9 de julio de 2012

Bajo la suela V

Tras el muro se veía una gran urbanización de casas enormes con piscina. Era de noche, y las sombras tras las ventanas anunciaban la llegada de los sirvientes con la cena. Se podían distinguir velas alrededor de una mesa gigantesca. Ferraris aparcados en la puerta. Era gente importante, solía decir mi madre. Llevaba toda la vida sentada en el muro con Izan los domingos al anochecer. El muro separaba las dos partes de la ciudad, la realidad y la ficción, solíamos decir. Por un lado, la gente pobre, nosotros; los que nos conformábamos con unos litros y unas guitarras para sonreír y, por otro, los ricos.

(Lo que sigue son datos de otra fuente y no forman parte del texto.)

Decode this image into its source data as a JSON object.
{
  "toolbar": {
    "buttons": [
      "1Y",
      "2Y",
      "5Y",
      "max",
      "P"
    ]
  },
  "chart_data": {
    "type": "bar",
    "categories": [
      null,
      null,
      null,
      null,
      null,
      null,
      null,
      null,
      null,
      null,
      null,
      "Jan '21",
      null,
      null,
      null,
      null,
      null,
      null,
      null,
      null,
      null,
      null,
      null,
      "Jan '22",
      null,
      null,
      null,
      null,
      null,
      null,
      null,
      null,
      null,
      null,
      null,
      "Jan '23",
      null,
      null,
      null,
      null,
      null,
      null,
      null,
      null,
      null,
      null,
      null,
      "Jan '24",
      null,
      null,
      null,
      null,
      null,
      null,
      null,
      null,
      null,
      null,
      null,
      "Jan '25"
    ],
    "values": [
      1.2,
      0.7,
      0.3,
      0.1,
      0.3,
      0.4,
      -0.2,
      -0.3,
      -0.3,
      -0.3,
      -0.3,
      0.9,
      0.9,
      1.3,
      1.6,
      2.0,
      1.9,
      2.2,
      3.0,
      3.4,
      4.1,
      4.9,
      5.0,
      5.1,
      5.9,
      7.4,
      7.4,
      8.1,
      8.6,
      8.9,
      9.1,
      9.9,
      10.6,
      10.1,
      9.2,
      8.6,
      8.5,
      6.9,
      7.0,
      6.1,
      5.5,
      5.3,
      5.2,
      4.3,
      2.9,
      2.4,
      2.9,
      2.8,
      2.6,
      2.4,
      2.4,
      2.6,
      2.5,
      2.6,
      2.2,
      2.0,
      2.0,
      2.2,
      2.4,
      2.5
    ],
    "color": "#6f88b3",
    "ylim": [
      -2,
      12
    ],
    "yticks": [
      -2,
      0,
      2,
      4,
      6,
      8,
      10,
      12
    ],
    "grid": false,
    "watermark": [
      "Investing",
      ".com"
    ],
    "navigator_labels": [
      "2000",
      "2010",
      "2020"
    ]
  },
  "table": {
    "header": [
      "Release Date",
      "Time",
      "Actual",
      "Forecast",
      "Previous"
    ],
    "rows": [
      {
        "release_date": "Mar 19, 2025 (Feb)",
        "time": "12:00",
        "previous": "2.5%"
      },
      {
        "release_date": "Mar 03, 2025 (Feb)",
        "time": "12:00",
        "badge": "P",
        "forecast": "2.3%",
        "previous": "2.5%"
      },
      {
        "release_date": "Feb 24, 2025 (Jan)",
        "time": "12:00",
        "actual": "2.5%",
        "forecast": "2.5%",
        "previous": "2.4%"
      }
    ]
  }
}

La hipocresía construía mansiones y organizaba cenas de gala los domingos por la noche, a la vez que firmaban grandes cheques a asociaciones benéficas que nunca llegaban a ver un duro. Mi madre les admiraba, quería algún día ser como ellos. Bueno, no sólo mi madre, todo el mundo adoraba a esa gente.

Un domingo de tantos, llegué corriendo al muro, pensando que llegaba tarde y él llevaría un rato esperando. Pero no estaba. No estaba. Era la primera vez en toda mi vida en la que él no estaba.